Despite my appreciation of and frequent exposure to films, books and radio programs predating the 1960s, I am wary of this feeling. More than a sensation, nostalgia is a disease—a dis-ease—I am anxious not to catch; nor do I believe that am I generally prone to it. In a review of a friend’s book of short stories I once referred to nostalgia as the “fruitful reverie of a past whose text is a history of longing.” Now, even I don’t quite know what that means anymore, however smart it sounded at the time. The rotten apple in it is “fruitful”; although, in defense of the prose I have never managed to outgrow, I hasten to add that the sentence began with “If,” signalling that I merely offer for debate rather than wholeheartedly endorse the sentiment expressed. I vowed, years ago, never to write anything in which I do not believe. It is a proven prophylactic against much, though hardly all, pointless drivel.

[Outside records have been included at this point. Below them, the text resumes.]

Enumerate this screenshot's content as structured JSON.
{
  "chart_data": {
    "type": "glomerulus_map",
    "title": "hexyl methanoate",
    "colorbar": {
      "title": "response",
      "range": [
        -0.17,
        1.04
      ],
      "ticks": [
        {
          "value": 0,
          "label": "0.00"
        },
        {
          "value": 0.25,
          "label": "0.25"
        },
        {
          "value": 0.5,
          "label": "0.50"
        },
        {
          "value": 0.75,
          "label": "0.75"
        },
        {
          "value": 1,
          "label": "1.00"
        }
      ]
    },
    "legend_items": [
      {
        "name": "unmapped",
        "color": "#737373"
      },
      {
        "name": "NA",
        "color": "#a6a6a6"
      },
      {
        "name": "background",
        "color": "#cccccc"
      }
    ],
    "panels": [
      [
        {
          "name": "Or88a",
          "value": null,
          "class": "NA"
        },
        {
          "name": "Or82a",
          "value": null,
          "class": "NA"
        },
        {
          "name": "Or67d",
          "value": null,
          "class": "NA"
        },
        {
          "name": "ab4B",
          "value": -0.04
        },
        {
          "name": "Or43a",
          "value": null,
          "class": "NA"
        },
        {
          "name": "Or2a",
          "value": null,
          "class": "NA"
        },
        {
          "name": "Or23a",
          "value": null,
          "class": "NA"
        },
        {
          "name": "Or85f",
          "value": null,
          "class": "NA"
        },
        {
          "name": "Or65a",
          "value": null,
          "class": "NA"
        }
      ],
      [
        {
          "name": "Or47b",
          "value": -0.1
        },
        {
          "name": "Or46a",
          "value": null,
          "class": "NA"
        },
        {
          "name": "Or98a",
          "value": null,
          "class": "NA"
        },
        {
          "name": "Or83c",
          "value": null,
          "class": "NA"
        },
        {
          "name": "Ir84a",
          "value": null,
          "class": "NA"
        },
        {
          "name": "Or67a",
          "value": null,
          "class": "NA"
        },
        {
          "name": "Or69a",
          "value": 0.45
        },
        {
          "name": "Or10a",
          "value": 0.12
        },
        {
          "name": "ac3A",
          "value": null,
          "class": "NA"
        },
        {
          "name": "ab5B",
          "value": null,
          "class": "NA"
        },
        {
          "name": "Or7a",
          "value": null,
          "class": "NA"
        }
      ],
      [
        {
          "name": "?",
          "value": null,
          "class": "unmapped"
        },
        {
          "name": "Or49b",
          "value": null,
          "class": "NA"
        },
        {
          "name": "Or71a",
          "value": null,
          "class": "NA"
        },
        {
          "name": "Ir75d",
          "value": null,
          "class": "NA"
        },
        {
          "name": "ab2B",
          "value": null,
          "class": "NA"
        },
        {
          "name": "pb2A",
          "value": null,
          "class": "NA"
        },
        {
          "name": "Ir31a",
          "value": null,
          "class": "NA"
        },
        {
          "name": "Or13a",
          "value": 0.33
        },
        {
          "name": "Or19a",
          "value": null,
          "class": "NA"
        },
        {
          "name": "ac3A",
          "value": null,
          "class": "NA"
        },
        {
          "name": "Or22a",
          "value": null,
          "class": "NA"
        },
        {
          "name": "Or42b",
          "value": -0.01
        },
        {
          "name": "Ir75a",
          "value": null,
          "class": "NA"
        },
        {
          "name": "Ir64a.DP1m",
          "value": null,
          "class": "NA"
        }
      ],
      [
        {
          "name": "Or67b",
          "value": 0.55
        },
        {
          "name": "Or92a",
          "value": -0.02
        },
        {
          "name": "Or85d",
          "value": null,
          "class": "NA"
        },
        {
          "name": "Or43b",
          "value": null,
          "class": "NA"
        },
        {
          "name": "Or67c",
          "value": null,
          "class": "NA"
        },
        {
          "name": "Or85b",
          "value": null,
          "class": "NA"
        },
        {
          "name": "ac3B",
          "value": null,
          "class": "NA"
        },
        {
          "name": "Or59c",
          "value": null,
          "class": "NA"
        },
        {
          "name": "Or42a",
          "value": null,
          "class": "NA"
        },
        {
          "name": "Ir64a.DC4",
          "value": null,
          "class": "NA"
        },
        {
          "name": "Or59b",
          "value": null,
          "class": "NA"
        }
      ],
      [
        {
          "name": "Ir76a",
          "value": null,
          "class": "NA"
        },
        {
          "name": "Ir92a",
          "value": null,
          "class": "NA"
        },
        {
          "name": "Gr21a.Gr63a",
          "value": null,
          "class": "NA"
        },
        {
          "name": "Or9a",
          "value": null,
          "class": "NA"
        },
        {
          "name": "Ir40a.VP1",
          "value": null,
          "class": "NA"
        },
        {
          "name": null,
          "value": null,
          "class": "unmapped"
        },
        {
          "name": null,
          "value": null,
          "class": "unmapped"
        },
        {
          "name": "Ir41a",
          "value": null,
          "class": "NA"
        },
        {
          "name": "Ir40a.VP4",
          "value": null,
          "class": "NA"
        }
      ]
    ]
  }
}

True, nostalgia can and does bear fruit; but unless that fruit is intoxicatingly fermented it might be downright unfit to eat. It sure can give you an ache. Indeed, it is an ache. Literally, it is the ache to go home or the ache produced by the awareness of not being able to get there. It is a longing to belong, to return not simply to a place we once knew and loved, but to reach or build such a place from whatever scraps in the book of memory we can assemble with the paste that prevents us all from becoming unglued.
However rewarding such an imaginary retreat, it is a sense of the futility that makes the journey painful—the very moment along the way in which “what if” and “if only” turn to a bitter “as if!” An iffy a performance, in short. After all, how can you expect to find an effective home remedy for homesickness?
I wonder whether I tend to get childlike when ill because I (pictured above, with the horn of plenty that German children are handed upon entering school) was more ill than well as a child. As if anxious to stand out in a crowd of sick kids, I went out of my way to get scarlet fever twice. Not that “childlike” is used here to connote “innocent” or “carefree.” In my early days, I was subject to many more fears, doubts and ailments than the adult into which I somehow evolved—which is why I keep relying on those tried remedies, knowing them to have worked once and finding them working still.
Could it be that I love the movies, books, and radio plays of the past—a past predating mine by far—because I am stricken with the present, rather than just being presently sick? Good gosh, this might be a worse case of nostalgia than I thought.